Wednesday, August 26, 2020

The hard parts

Before getting to the core of today’s first reading I do want to point out again a common Catholic error. I still hear Catholics saying “We don’t know the Bible.”  They imagine that their Protestant brothers and sisters have whole sections of the Bible memorized. Having lived on both sides of the street I can assure you that is no more a reality than the large Italian family. [In Italy these days there is perhaps one child per family].  Most Catholic have internalized more Bible verses than they realize. 

The Grace of our Lord Jesus Christ be with you all.

Like almost all of mass it is a Bible verse, (2 Thessalonians 3:18), one every Catholic knows. 

Now to the hard part. 

St. Paul in this letter does give a clear and harsh instruction:

We instruct you, brothers and sisters, in the name of our Lord Jesus Christ, to shun any brother who walks in a disorderly way and not according to the tradition they received from us.

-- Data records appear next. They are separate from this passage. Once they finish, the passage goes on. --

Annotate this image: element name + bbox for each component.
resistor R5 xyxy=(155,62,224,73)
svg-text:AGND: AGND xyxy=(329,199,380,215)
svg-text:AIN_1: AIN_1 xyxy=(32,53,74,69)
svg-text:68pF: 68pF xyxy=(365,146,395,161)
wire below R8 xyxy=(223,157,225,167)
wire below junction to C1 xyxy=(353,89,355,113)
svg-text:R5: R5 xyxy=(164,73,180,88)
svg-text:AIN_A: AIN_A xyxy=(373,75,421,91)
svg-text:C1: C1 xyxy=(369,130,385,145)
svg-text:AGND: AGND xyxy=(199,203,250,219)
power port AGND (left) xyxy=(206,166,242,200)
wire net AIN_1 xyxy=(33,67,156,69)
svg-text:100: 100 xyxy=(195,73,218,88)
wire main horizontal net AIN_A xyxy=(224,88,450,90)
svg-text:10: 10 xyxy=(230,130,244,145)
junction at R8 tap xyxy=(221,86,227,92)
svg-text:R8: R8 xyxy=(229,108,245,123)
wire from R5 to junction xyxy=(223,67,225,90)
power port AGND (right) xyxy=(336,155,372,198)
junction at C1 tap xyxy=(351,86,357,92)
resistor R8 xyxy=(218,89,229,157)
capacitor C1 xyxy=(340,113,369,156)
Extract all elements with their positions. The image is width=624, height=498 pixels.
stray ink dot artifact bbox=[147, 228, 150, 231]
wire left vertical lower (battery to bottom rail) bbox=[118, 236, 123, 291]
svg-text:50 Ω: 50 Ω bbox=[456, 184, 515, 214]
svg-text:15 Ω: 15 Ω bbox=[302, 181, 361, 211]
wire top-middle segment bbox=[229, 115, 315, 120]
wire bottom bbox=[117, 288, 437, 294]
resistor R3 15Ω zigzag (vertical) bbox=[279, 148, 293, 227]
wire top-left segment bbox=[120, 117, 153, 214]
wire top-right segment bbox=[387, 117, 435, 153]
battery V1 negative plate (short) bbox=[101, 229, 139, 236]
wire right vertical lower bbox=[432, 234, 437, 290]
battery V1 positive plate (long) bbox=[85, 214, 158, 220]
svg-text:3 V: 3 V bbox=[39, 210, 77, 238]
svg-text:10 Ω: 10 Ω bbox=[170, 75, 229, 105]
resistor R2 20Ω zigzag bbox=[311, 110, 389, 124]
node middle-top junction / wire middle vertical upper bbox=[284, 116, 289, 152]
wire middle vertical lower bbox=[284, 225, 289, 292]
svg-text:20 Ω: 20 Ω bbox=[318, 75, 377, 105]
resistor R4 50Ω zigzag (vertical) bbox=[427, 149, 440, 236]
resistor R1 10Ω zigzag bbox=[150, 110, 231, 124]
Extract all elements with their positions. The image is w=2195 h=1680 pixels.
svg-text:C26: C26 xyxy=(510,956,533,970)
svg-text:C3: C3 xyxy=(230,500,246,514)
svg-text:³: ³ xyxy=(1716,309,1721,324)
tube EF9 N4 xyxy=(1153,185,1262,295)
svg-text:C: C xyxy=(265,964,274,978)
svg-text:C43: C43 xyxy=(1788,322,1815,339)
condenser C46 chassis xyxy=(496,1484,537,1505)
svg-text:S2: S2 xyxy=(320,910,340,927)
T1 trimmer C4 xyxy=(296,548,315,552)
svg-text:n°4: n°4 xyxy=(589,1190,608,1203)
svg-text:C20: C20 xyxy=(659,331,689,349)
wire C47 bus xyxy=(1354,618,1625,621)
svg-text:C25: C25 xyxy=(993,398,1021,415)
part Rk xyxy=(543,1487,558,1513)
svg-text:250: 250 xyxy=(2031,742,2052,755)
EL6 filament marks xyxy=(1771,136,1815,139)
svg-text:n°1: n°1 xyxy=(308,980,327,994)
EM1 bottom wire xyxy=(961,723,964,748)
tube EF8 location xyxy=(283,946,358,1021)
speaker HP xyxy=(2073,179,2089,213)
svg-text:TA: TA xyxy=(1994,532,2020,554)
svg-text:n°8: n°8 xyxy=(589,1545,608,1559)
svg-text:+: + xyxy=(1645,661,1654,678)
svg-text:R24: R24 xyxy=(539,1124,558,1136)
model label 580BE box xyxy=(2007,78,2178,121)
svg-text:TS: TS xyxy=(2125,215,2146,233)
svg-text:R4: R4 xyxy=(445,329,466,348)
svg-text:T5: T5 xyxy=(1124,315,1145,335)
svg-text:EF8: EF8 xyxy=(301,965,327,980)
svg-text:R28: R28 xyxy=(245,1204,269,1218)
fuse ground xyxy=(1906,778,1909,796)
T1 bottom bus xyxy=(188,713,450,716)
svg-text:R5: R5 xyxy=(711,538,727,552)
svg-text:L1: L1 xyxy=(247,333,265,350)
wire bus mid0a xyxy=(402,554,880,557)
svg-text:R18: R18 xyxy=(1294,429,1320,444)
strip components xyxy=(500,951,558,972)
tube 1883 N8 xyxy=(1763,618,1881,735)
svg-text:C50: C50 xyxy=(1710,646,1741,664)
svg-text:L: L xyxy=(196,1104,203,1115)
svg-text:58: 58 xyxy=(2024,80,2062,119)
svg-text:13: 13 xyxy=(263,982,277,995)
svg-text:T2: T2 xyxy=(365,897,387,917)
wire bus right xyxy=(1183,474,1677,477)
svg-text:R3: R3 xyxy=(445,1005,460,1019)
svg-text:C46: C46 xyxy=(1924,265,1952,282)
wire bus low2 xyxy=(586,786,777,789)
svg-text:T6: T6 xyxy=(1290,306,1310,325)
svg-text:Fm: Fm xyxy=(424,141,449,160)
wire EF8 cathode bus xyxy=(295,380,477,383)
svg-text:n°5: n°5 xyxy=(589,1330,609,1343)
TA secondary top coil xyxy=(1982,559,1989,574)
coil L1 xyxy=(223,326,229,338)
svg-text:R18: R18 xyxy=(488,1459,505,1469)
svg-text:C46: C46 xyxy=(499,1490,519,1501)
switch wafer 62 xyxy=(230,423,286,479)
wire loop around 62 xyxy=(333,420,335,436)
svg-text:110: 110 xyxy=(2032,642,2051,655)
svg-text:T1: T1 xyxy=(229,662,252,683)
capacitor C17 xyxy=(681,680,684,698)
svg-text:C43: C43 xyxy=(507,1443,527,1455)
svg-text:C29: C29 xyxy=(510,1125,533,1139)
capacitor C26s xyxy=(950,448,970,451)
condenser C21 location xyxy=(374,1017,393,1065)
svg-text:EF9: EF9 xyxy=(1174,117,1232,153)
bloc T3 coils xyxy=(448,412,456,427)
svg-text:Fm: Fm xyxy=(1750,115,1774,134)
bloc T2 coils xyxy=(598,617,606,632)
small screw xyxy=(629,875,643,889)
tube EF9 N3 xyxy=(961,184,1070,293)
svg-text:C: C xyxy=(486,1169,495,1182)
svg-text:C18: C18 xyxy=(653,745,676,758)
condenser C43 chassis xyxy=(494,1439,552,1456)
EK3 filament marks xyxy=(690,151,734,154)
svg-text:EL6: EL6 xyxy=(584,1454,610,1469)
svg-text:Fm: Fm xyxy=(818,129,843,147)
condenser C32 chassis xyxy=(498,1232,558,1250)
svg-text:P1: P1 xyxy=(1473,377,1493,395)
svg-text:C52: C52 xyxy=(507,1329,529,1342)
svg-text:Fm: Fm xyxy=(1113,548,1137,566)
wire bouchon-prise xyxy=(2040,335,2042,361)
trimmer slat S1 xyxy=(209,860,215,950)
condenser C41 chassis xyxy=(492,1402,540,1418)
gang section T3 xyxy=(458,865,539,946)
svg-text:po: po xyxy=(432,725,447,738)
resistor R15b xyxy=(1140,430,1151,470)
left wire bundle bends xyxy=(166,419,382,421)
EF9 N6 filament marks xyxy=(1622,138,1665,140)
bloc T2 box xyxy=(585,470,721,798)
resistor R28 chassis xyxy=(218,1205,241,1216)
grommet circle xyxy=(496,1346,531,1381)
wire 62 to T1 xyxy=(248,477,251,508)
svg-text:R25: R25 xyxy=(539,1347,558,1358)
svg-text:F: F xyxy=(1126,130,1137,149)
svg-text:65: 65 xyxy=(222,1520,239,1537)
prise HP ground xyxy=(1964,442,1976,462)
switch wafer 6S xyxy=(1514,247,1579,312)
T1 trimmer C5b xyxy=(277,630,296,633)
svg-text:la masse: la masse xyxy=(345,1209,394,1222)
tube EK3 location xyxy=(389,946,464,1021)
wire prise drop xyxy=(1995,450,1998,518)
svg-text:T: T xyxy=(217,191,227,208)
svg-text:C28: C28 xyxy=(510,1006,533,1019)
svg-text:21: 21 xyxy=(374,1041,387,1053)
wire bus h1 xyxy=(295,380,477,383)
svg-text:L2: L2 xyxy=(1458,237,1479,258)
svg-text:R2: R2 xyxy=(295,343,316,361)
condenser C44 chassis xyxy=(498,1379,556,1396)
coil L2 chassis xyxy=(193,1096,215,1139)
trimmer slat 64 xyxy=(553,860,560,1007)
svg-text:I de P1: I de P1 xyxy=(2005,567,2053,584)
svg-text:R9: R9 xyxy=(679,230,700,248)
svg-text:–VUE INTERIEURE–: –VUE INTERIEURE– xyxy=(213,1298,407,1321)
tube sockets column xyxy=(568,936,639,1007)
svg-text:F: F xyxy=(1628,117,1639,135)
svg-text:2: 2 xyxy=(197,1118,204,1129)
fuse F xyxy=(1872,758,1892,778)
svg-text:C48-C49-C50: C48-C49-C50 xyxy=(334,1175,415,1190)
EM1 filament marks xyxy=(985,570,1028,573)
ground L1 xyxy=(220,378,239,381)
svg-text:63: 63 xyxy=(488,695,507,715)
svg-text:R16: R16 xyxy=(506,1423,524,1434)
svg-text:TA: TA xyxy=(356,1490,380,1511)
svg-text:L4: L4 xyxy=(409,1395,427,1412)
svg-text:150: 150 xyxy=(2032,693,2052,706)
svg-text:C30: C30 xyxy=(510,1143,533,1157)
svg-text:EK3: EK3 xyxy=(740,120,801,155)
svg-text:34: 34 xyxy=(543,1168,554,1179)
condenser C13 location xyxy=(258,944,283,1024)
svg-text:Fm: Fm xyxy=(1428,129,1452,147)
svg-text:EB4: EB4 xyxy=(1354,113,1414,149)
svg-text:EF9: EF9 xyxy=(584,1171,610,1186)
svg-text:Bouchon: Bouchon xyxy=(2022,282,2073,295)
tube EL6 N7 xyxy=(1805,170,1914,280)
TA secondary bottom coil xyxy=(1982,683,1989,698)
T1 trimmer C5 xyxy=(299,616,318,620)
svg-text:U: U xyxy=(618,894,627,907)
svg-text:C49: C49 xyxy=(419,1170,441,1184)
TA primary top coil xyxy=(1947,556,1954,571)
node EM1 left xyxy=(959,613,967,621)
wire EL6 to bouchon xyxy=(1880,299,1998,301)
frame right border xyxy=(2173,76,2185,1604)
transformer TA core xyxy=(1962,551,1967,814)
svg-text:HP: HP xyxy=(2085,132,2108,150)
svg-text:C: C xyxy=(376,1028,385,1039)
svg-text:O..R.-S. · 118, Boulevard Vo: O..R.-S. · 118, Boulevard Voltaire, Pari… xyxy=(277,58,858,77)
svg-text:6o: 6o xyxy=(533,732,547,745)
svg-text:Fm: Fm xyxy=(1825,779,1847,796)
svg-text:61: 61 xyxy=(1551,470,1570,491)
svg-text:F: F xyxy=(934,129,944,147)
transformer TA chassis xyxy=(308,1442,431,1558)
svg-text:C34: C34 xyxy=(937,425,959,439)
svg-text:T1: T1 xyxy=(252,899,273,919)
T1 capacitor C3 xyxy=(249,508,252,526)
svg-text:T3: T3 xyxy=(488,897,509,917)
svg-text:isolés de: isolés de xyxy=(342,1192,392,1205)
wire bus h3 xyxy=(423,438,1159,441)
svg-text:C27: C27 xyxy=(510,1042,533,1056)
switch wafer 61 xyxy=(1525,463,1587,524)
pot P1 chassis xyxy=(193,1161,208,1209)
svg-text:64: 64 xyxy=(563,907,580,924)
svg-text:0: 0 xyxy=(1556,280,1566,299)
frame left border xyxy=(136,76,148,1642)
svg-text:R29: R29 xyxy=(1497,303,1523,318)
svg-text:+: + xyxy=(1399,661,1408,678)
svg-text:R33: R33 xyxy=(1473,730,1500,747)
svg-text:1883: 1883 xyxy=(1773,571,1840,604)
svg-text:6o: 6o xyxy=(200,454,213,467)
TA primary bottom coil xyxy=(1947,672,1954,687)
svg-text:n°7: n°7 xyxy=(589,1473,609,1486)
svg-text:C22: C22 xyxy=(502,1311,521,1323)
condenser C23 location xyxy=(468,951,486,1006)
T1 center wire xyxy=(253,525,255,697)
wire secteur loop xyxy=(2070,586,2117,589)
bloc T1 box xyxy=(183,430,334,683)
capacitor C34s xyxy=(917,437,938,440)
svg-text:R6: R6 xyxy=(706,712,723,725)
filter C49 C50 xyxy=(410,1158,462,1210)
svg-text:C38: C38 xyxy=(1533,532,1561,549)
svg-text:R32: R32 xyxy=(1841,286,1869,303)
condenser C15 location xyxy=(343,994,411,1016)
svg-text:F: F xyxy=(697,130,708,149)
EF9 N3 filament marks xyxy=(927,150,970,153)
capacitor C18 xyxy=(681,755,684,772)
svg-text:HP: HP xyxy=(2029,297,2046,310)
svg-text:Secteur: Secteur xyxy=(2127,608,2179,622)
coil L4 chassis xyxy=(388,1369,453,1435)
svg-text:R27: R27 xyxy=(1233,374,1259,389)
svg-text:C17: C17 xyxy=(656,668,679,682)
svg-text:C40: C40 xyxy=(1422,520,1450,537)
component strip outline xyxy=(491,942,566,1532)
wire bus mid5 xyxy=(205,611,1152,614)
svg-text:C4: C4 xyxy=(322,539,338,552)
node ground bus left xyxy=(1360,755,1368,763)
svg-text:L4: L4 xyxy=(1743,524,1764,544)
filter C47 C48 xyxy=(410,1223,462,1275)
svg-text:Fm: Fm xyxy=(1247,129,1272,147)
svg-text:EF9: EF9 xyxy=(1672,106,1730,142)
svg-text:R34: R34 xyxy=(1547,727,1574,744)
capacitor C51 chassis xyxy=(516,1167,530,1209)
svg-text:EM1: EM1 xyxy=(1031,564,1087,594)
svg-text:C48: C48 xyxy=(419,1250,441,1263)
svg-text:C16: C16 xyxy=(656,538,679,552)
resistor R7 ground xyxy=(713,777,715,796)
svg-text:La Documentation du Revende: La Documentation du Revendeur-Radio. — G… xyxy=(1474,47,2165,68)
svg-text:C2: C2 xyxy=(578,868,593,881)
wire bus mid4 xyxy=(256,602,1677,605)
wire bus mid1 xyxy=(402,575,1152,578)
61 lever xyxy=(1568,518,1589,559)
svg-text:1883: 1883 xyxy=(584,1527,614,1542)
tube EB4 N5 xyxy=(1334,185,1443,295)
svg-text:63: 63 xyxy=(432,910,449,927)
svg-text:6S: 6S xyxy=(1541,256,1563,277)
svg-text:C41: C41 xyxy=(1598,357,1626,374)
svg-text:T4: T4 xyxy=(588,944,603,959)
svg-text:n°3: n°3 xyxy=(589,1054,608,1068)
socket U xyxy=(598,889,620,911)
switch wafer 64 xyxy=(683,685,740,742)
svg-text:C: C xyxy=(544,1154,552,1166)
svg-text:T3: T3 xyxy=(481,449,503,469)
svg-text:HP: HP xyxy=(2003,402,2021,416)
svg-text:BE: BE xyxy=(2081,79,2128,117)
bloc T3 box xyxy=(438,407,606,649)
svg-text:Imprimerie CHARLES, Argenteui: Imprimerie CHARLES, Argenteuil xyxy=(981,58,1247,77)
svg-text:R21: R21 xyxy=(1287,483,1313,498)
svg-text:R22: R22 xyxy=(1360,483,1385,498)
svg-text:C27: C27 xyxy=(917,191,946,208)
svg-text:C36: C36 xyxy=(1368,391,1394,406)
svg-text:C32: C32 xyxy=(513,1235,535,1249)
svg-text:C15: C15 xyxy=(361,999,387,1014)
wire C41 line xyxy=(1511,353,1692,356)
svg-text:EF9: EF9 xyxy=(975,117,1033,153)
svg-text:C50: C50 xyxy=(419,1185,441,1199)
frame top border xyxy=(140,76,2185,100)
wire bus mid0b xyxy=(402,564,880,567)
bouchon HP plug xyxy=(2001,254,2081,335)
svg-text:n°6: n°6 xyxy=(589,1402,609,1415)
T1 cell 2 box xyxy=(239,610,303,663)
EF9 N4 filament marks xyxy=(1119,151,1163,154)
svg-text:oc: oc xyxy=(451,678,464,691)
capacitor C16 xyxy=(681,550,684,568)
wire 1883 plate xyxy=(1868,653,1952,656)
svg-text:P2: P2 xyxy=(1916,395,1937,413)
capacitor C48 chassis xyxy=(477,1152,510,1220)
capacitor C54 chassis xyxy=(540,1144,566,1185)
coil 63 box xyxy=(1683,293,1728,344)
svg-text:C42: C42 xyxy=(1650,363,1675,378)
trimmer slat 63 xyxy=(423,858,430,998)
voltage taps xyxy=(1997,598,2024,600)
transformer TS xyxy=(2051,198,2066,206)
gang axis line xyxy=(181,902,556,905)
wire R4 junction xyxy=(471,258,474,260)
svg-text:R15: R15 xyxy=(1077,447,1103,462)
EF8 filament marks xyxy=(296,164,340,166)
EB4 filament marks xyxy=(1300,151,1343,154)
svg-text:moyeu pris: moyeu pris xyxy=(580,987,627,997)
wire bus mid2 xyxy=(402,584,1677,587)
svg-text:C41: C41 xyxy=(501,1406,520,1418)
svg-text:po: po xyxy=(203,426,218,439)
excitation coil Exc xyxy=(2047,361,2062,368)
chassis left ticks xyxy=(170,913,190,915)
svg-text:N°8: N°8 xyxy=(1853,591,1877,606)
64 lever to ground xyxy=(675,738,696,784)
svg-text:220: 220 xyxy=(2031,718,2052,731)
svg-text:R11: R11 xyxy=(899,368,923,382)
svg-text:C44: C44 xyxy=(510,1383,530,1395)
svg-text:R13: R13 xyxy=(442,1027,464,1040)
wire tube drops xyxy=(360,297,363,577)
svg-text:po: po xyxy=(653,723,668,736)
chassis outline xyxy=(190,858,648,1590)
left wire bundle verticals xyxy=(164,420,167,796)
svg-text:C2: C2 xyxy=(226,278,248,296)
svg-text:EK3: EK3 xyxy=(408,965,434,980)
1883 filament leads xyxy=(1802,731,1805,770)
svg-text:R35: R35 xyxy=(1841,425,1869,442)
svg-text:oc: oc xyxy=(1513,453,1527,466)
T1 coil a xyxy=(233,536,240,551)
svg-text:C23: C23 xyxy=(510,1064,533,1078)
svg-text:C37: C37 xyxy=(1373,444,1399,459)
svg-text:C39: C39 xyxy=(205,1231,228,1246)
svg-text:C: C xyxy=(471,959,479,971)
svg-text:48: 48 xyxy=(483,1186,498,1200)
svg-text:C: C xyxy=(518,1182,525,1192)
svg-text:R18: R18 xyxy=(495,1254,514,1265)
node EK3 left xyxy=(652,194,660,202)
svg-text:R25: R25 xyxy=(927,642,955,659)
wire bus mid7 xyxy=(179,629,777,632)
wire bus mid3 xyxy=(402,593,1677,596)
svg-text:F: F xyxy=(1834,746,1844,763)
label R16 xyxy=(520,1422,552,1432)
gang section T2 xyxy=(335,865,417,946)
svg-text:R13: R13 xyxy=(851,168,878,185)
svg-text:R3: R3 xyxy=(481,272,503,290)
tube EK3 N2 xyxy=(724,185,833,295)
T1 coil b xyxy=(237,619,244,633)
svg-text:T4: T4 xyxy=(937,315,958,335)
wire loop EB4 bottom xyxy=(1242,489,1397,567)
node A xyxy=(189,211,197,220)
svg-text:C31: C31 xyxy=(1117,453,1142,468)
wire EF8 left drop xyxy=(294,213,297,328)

Some Christians take shunning very literally. Once a person is shunned, they are cut off from the community. 

For us, the most severe penalty we have, excommunication does not separate the person from the community. As the catechism says, it  “ impedes the reception of the sacraments and the exercise of certain ecclesiastical acts.” The excommunicated person is still Catholic. They are still a member of the Church. They are still a member of their parish. They still have, not only the right, but obligation to attend mass. They are still your brother or sister in Christ.  They cannot receive sacraments and cannot exercise certain other offices. 

In the Catholic Church, we follow the instruction of Mt. 18 and so the penalty is only imposed after every other method of bringing about conversion is tried. It cannot be imposed or declared by your local priest but only by the bishop as a last resort and the goal is always conversion, bringing back the lost sheep. 

This verse from St. Paul is a perfect example of why we must read each verse in the context of the whole Bible, in particular the gospels. Taken by itself, it would seem to encourage the individual Christian to judge the behavior of another and penalize the person they don’t think is living the Christian life. Taken in context we know that we as individuals have no such right.